UNFPA Launches Global Programme to Prevent Shortfalls in Essential Supplies

  • 03 October 2006

BRUSSELS — Noting that reproductive health commodities remain dangerously under-funded, Mari Simonen, UNFPA Deputy Executive Director (External Relations, UN Affairs and Management) launched a major global initiative to address supply shortfalls at a high-level seminar here.

The seminar, entitled “European Development Policies, Sexual and Reproductive Health and Supplies: Where is the Link?” was the culmination of activities organized by a consortium of European NGOs and the European Parliamentary Network on Population and Development. Part of the Countdown 2015: Europe campaign, the seminar galvanized support for the ICPD Programme of Action as a foundation for achieving the Millennium Development Goals (MDGs).
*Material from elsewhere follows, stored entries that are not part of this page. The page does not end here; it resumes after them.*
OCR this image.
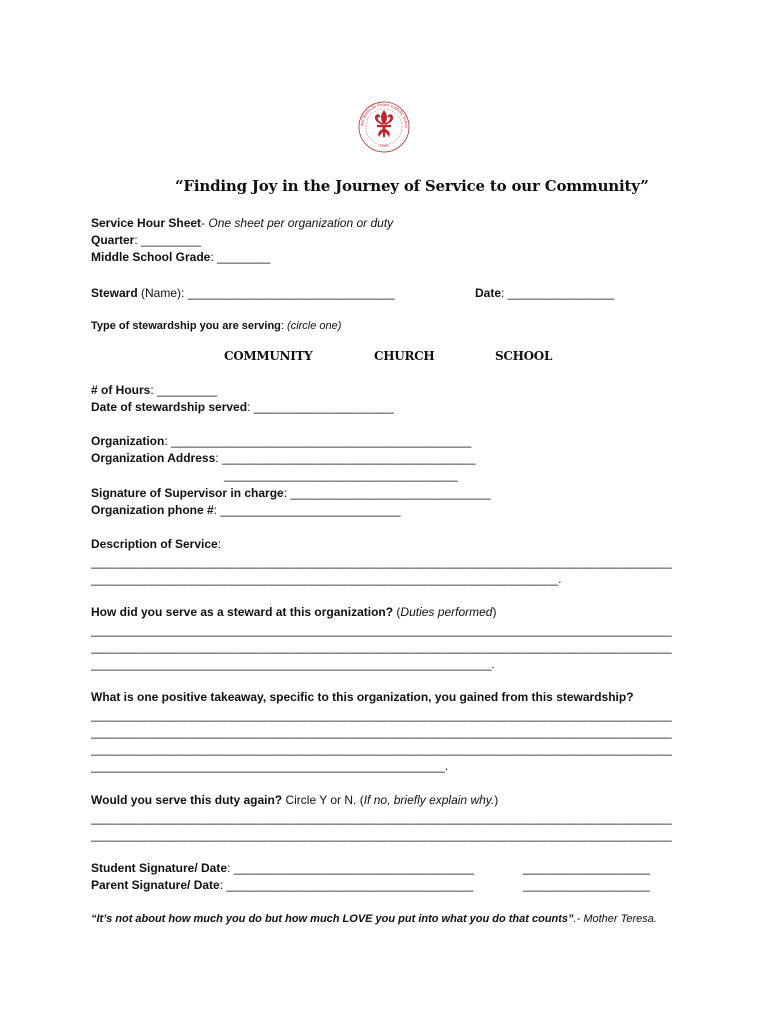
1949
aint Martin de Porres Catholic Schoo
“Finding Joy in the Journey of Service to our Community”
Service Hour Sheet- One sheet per organization or duty
Quarter: _________
Middle School Grade: ________
Steward (Name): _______________________________	Date: ________________
Type of stewardship you are serving: (circle one)
COMMUNITY	CHURCH	SCHOOL
# of Hours: _________
Date of stewardship served: _____________________
Organization: _____________________________________________
Organization Address: ______________________________________
___________________________________
Signature of Supervisor in charge: ______________________________
Organization phone #: ___________________________
Description of Service:
_______________________________________________________________________________________
______________________________________________________________________.
How did you serve as a steward at this organization? (Duties performed)
_______________________________________________________________________________________
_______________________________________________________________________________________
____________________________________________________________.
What is one positive takeaway, specific to this organization, you gained from this stewardship?
_______________________________________________________________________________________
_______________________________________________________________________________________
_______________________________________________________________________________________
_____________________________________________________.
Would you serve this duty again? Circle Y or N. (If no, briefly explain why.)
_______________________________________________________________________________________
_______________________________________________________________________________________
Student Signature/ Date: ____________________________________	___________________
Parent Signature/ Date: _____________________________________	___________________
“It’s not about how much you do but how much LOVE you put into what you do that counts”.- Mother Teresa.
The highlight of the seminar was the presentation of a Call to Action signed by 125 parliamentarians urging the governments of the European Union member states and the European Commission to ensure that sufficient resources are allocated to achieve the MDGs. The Call to Action will be delivered to the Prime Minister of Finland (which currently holds the EU presidency) and will be taken up in Portugal when that country’s EU presidential term begins.

Guaranteeing sufficient supplies of reproductive health commodities is essential to implementing the ICPD Programme of Action and meeting the Millennium Development Goals, Ms. Simonen told the audience.

“Without supplies, individuals cannot exercise their reproductive rights,” she said. “But the reality is that funding shortages – coupled with a tendency to look at reproductive commodities in isolation from other issues – have always hampered the adequate provision of contraceptives, condoms and other reproductive health supplies.”

Women and men in developing countries pay a terrible price for the under-funding of reproductive health commodities, Simonen added. Every minute of every day, 190 women have an unintended pregnancy, 650 people contract a sexually transmitted infection and 10 become infected with the HIV virus. Much of this suffering and death could be averted through better planning and logistics management, including monitoring supplies and forecasting needs.

The Global Programme to Enhance Reproductive Health Commodity Security provides a structure for moving beyond ad hoc responses to supply shortages and toward more predictable, planned and sustainable country-driven approaches for maintaining supply chains.

“Full implementation of the Global Programme will require $150 million a year for an initial period of five years,” Ms. Simonen said. “Our principal focus is to help individuals everywhere exercise their right to sexual and reproductive health. The Global Programme is about making those rights real.”